Yes. LifePath and similar funds do this by gradually shifting your money out of the stock market and into super-safe investments like bonds and cash. The issue here is that your money stops growing, and you still plan to live another 20, 30 or infinity years (or plan to pass down the money, or leave it for a spouse, ... ). However, leaving your investments in a stock index fund could lead to some pretty big swings that you no longer want to put yourself at risk for. Enter the Rule of 5.
An observant person noted that, approximately speaking, the major indices are always higher in value 5 years from now than today. This allows for arbitrary volatility in between, of course, but says that given a 5-year window, money invested in an index fund will not be worse off. While most how-to's recommend the uber-safe approach, I believe that only the next 5 years' worth of money needs to be conservatized. In other words, every year you can move the money you'll need to use in 5 years into a conservative portfolio, allowing the remaining money to continue working for you, over time! If the market takes a dive, just delay taking the next batch of money out until it recovers! We can look at 3 scenarios for the expected trends (a more complete look would bracket 'reasonable' upper and lower bounds, and of course you wouldn't want to follow a plan whose lower bounds put you at risk), assuming you have amassed $2,000,000 and wish to spend $100,000 a year:
1. all in cash: money will run out in 20 years.

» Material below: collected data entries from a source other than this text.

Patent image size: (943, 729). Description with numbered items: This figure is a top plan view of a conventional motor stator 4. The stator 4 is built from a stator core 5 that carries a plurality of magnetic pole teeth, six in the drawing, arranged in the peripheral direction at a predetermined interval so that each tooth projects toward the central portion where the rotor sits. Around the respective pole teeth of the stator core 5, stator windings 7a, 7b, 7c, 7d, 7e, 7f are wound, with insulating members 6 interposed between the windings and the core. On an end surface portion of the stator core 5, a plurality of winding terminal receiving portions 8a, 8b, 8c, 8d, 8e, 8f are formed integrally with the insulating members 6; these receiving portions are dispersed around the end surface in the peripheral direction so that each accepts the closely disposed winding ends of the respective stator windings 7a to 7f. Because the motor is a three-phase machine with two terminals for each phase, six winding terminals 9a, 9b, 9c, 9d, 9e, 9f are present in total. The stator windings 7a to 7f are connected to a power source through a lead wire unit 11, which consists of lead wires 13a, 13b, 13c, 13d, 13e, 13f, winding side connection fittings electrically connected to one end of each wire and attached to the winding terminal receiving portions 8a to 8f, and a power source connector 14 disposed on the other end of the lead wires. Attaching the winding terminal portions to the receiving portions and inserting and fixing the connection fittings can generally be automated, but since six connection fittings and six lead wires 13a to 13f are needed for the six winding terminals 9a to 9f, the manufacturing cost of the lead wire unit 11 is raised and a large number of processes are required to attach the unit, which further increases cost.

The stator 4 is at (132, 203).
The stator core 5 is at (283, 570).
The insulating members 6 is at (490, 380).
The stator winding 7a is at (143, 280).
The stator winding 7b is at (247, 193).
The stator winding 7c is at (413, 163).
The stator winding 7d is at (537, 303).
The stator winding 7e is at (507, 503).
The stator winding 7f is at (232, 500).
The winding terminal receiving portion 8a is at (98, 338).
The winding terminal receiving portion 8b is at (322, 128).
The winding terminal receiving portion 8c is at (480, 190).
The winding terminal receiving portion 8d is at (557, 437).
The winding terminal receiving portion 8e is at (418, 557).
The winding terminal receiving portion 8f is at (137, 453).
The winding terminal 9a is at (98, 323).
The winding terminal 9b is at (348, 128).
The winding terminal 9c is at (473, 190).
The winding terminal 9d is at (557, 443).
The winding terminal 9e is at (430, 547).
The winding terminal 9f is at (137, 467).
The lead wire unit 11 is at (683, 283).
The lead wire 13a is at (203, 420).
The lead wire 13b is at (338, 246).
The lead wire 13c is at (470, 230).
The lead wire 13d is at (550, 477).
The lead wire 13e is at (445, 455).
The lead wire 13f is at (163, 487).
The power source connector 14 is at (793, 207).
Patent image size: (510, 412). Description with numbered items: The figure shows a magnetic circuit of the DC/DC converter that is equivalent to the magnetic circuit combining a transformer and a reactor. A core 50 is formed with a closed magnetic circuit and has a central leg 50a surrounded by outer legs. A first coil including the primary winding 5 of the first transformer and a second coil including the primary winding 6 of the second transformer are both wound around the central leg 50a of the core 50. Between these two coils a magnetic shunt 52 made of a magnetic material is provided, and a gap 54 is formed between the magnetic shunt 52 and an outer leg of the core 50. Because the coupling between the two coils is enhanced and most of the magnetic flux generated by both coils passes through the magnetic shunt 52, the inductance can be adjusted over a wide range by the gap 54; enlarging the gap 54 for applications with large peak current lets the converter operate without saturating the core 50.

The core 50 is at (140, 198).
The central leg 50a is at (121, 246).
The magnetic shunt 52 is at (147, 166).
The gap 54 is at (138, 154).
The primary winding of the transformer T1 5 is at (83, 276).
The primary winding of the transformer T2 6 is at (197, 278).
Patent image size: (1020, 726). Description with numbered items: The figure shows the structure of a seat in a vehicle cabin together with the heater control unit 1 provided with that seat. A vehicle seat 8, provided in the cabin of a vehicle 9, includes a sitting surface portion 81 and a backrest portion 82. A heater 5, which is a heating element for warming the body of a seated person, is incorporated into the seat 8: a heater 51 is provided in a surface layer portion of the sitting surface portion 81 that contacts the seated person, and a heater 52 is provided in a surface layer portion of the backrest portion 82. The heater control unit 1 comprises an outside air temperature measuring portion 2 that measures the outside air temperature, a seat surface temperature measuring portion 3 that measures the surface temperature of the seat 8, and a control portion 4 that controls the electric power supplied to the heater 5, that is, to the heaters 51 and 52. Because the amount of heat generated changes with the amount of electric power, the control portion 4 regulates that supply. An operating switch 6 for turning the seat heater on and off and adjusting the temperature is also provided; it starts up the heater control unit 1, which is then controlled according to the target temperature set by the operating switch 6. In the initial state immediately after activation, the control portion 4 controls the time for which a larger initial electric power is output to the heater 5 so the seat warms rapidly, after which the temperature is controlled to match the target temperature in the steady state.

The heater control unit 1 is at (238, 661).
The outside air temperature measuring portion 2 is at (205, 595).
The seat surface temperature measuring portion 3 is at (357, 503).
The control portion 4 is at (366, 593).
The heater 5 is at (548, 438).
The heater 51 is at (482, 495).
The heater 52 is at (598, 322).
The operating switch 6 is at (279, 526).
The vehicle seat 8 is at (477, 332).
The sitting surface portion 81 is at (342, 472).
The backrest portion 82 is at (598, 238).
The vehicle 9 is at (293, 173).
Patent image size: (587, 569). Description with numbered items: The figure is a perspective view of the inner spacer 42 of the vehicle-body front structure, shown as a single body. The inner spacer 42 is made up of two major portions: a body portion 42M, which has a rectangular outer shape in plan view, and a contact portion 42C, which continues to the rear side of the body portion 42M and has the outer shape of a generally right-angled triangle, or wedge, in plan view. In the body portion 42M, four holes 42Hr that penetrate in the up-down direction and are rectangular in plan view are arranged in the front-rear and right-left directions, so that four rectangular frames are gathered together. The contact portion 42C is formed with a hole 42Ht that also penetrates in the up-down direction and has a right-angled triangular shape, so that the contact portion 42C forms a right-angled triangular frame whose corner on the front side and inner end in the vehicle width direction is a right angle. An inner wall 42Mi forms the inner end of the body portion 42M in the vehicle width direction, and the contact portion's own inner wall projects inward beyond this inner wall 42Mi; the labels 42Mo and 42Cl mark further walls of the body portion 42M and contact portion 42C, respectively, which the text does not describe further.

2. all in low-yield bonds (3% per year): you have about $844,000 left after 20 years
3. all but the next 5 years' in an index fund (7%): you have about $2,305,000 left after 20 years! Your money has grown. Note that aside from an initial $500,000 earmark, the remaining $1.5M are generating slightly more than the next $100,000 you need to cash into your safe bucket.
Quiz Answer:
The answer to the pop quiz is 2. Bust and boom is ideal for you because it allows you to purchase the most units of fund over time. You'll have way more units than in steady growth or boom and hold. The opposite is true for conventional [buy-at-once] investing. Here, bust and boom is actually painful because you are stuck with underwater stocks, until the boom happens, and can't put that money to use in the meantime.